Contributors to Secondary Osteoporosis and Metabolic Bone Diseases in Patients Presenting with a Clinical Fracture.
J Clin Endocrinol Metab. 2011 Mar 16.
Bours SP, van Geel TA, Geusens PP, Janssen MJ, Janzing HM, Hoffland GA, Willems PC, van den Bergh JP.
Department of Internal Medicine (S.P.G.B., J.P.W.v.d.B.), Laboratory of Clinical Chemistry and Haematology (M.J.W.J.), Department of Surgery (H.M.J.J.), Department of Radiology (G.A.H.), VieCuri Medisch Centrum Noord-Limburg, 5912 BL Venlo, The Netherlands; Department of Internal Medicine (S.P.G.B.), Subdivision Endocrinology, and Department of Orthopedic Surgery (P.C.W.), Maastricht University Medical Centre, 6202 AZ Maastricht, The Netherlands; Department of General Practice (T.A.C.M.v.G.), Department of Internal Medicine (P.P.M.M.G.), Subdivision Rheumatology, Maastricht University/CAPHRI School for Public Health and Primary Care, 6200 MD Maastricht, The Netherlands; Biomedical Research Centre (P.P.M.M.G.), University Hasselt, B-3590 Diepenbeek, Belgium; and Department of Internal Medicine (J.P.W.v.d.B.), Maastricht University Medical Centre/School for Nutrition, Toxicology, and Metabolism, 6200 MD Maastricht, The Netherlands.

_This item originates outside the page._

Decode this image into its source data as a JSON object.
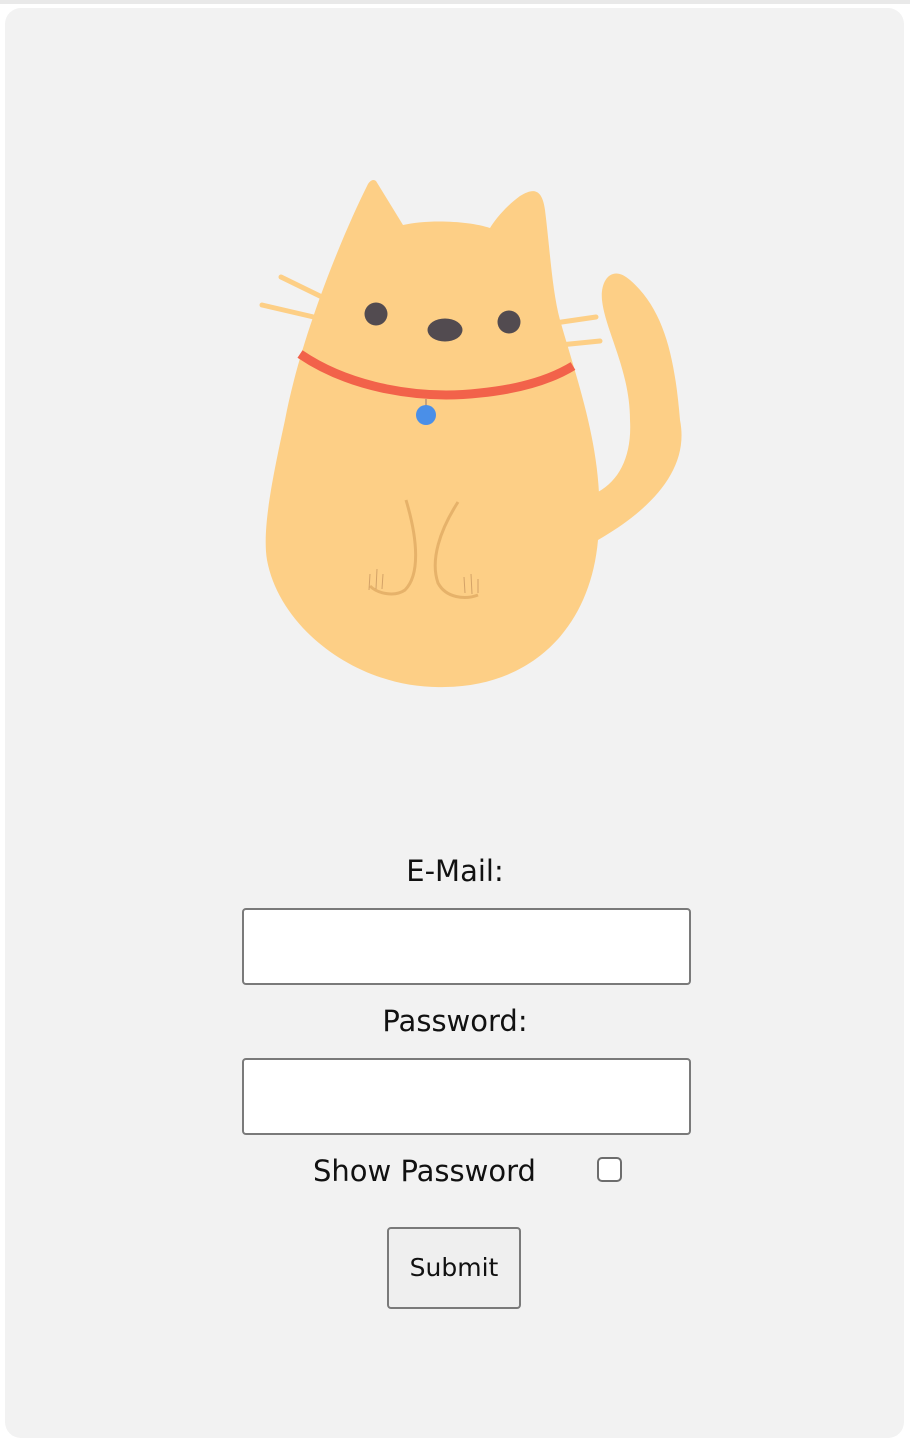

Background: Previously undetected contributors to secondary osteoporosis and metabolic bone diseases (SECOB) are frequently found in patients with osteoporosis, but the prevalence in patients at the time they present with a clinical fracture is unknown.
Methods: All consecutive patients with a recent clinical vertebral or nonvertebral fracture, who were able and willing to be investigated (n = 626: 482 women, 144 men, age range 50-97 yr) had bone mineral density and laboratory investigations (serum calcium, inorganic phosphate, 25-hydroxyvitamin D, creatinine, intact PTH, TSH, free T(4), serum and urine protein electrophoresis, and in men also serum testosterone).
Results: Known SECOB contributors were present in 23.0% of patients and newly diagnosed SECOB contributors in 26.5%: monoclonal proteinemia (14 of 626), renal insufficiency grade III or greater (54 of 626), primary (17 of 626) and secondary (64 of 626) hyperparathyroidism, hyperthyroidism (39 of 626), and hypogonadism in men (12 of 144). Newly diagnosed SECOBs, serum 25-hydroxyvitamin D less than 50 nmol/liter (in 63.9%), and dietary calcium intake less than 1200 mg/d (in 90.6%) were found at any age, in both sexes, after any fracture (except SECOB in men with finger and toe fractures) and at any level of bone mineral density.
Conclusion: At presentation with a fracture, 26.5% of patients have previously unknown contributors to SECOB, which are treatable or need follow-up, and more than 90% of patients have an inadequate vitamin D status and/or calcium intake. Systematic screening of patients with a recent fracture identifies those in whom potentially reversible contributors to SECOB and calcium and vitamin D deficiency are present.